Перед ними, спиной к публике, стоит и что — то пылко объясняет им Командор. В стороне, тоже не снимая маски, застыла Эльвира.
— Я видел, как он вошел! — вопил Командор. — И последовал за ним! Он взял ее на руки и понес в спальню, потом раздел ее и лег с ней на постель. Мариана — его жена, но не знает, что обнимает собственного мужа. Так что Дон Хуан наставляет рога самому себе!
— Можно сказать, он воздает себе же по заслугам, — заметил коррехидор.
— Но я хочу вас спросить: Не зазорно ли для нашей чести сесть за стол с рогоносцем? — спросил Капитан.
— Все зависит от точки зрения, — ответил архиепископ. — Психологически Дон Хуан сам себя украшает рогами, но с нравственной точки зрения он всего лишь выполняет свой супружеский долг. Время и место выбраны не слишком удачно, хотя надо иметь в виду и то, сколько лет они не виделись.
— Протестую, — подал голос главный судья. — Доведись мне разбирать это дело, я обвинил бы супругу в прелюбодеянии…
— Я вел речь не о ней. С ней все ясно: она дала себя соблазнить незнакомцу.
— А я, — заявил капитан, — брошу в лицо Дон Хуану перчатку, как только он здесь появится. Если все было так, как рассказывает Командор, супругу винить не в чем — Дон Хуан ее загипнотизировал.
— Так как мы поступим?
Всадник указал на Командора.
— Мы могли бы составить трибунал, который рассмотрит дело и вынесет решение. Нас как раз столько, сколько нужно. Настоятель возьмет на себя защиту.

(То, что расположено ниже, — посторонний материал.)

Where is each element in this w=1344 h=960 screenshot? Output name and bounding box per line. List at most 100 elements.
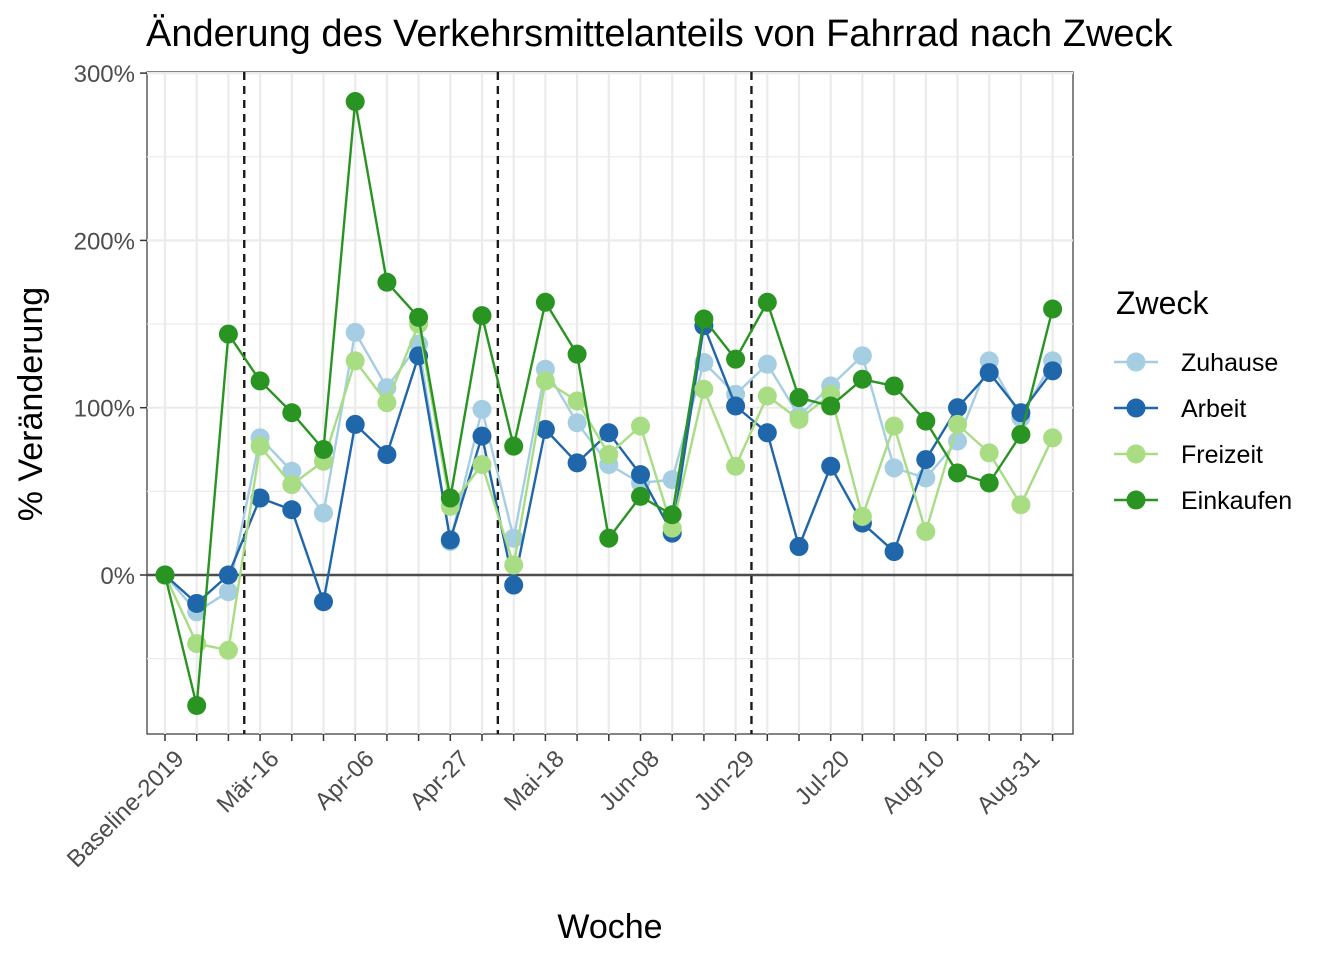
data-point [187, 695, 207, 715]
legend-key [1126, 352, 1146, 372]
data-point [440, 530, 460, 550]
data-point [948, 398, 967, 418]
data-point [504, 436, 524, 456]
y-tick-label: 200% [74, 228, 135, 255]
data-point [662, 518, 682, 538]
y-tick-label: 100% [74, 396, 135, 423]
legend-key [1126, 490, 1146, 510]
data-point [599, 423, 619, 443]
data-point [377, 445, 397, 465]
data-point [726, 396, 746, 416]
data-point [218, 324, 238, 344]
x-tick-label: Aug-10 [876, 745, 950, 819]
data-point [757, 354, 777, 374]
data-point [694, 379, 714, 399]
data-point [979, 363, 999, 383]
series-layer [155, 92, 1063, 715]
data-point [218, 582, 238, 602]
data-point [979, 473, 999, 493]
x-axis: Baseline-2019 Mär-16 Apr-06 Apr-27 Mai-18 Jun… [62, 734, 1054, 873]
legend-label: Zuhause [1181, 349, 1278, 377]
reference-lines [147, 72, 1073, 734]
x-tick-label: Mai-18 [499, 745, 570, 816]
data-point [472, 455, 492, 475]
data-point [884, 376, 904, 396]
data-point [1043, 428, 1063, 448]
legend-item-zuhause: Zuhause [1114, 349, 1278, 377]
data-point [567, 413, 587, 433]
data-point [472, 399, 492, 419]
data-point [789, 409, 809, 429]
data-point [282, 461, 302, 481]
data-point [345, 351, 365, 371]
data-point [916, 411, 936, 431]
data-point [852, 506, 872, 526]
data-point [631, 465, 650, 485]
data-point [250, 436, 270, 456]
data-point [567, 453, 587, 473]
data-point [535, 419, 555, 439]
y-tick-label: 0% [100, 563, 135, 590]
y-axis-title: % Veränderung [12, 287, 50, 521]
data-point [884, 458, 904, 478]
legend-label: Einkaufen [1181, 487, 1292, 515]
legend-title: Zweck [1116, 285, 1209, 321]
data-point [916, 450, 936, 470]
legend-item-arbeit: Arbeit [1114, 395, 1246, 423]
series-arbeit [155, 316, 1063, 613]
data-point [345, 92, 365, 112]
x-tick-label: Apr-27 [405, 745, 475, 815]
data-point [726, 349, 746, 369]
data-point [662, 505, 682, 525]
data-point [345, 322, 365, 342]
x-tick-label: Mär-16 [212, 745, 285, 818]
data-point [567, 344, 587, 364]
plot-panel [146, 71, 1074, 735]
data-point [250, 488, 270, 508]
data-point [979, 443, 999, 463]
data-point [282, 475, 302, 495]
data-point [314, 503, 333, 523]
data-point [472, 306, 492, 326]
series-freizeit [155, 314, 1063, 660]
legend-item-einkaufen: Einkaufen [1114, 487, 1292, 515]
x-axis-title: Woche [557, 908, 662, 946]
data-point [948, 414, 967, 434]
data-point [884, 416, 904, 436]
data-point [789, 537, 809, 557]
data-point [1011, 495, 1031, 515]
data-point [821, 456, 841, 476]
data-point [726, 456, 746, 476]
legend-key [1126, 444, 1146, 464]
data-point [567, 391, 587, 411]
data-point [504, 555, 524, 575]
data-point [282, 500, 302, 520]
data-point [187, 593, 207, 613]
legend-key [1126, 398, 1146, 418]
data-point [345, 414, 365, 434]
x-tick-label: Jun-08 [594, 745, 665, 816]
data-point [314, 440, 333, 460]
data-point [1043, 361, 1063, 381]
data-point [757, 423, 777, 443]
x-tick-label: Jun-29 [689, 745, 760, 816]
data-point [1011, 424, 1031, 444]
data-point [852, 346, 872, 366]
data-point [789, 388, 809, 408]
data-point [409, 307, 429, 327]
legend-label: Arbeit [1181, 395, 1246, 423]
data-point [314, 592, 333, 612]
data-point [535, 371, 555, 391]
data-point [377, 272, 397, 292]
data-point [504, 575, 524, 595]
data-point [884, 542, 904, 562]
data-point [694, 309, 714, 329]
data-point [250, 371, 270, 391]
data-point [440, 488, 460, 508]
legend-item-freizeit: Freizeit [1114, 441, 1263, 469]
data-point [948, 463, 967, 483]
legend-label: Freizeit [1181, 441, 1263, 469]
x-tick-label: Aug-31 [972, 745, 1046, 819]
data-point [821, 396, 841, 416]
data-point [916, 522, 936, 542]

— Почему вы молчите, падре?
Картезианец поднес палец к губам, и архиепископ поспешил пояснить:
— Но он же картезианец и не может говорить. Если понадобится, я сделаю это за него.
— Где же наш подсудимый? Не станем же мы разбирать его дело, если он так и будет оставаться в соседней комнате.
Дон Гонсало, который стоял все это время посреди сцены — плащ свисает с одного плеча, шпага касается пола, — призывая всеобщее внимание, поднял руки.
— Минуту, сеньоры, минуту! Ведь прежде чем мы учредим трибунал, надо решить один важный вопрос. Кто будет его главой?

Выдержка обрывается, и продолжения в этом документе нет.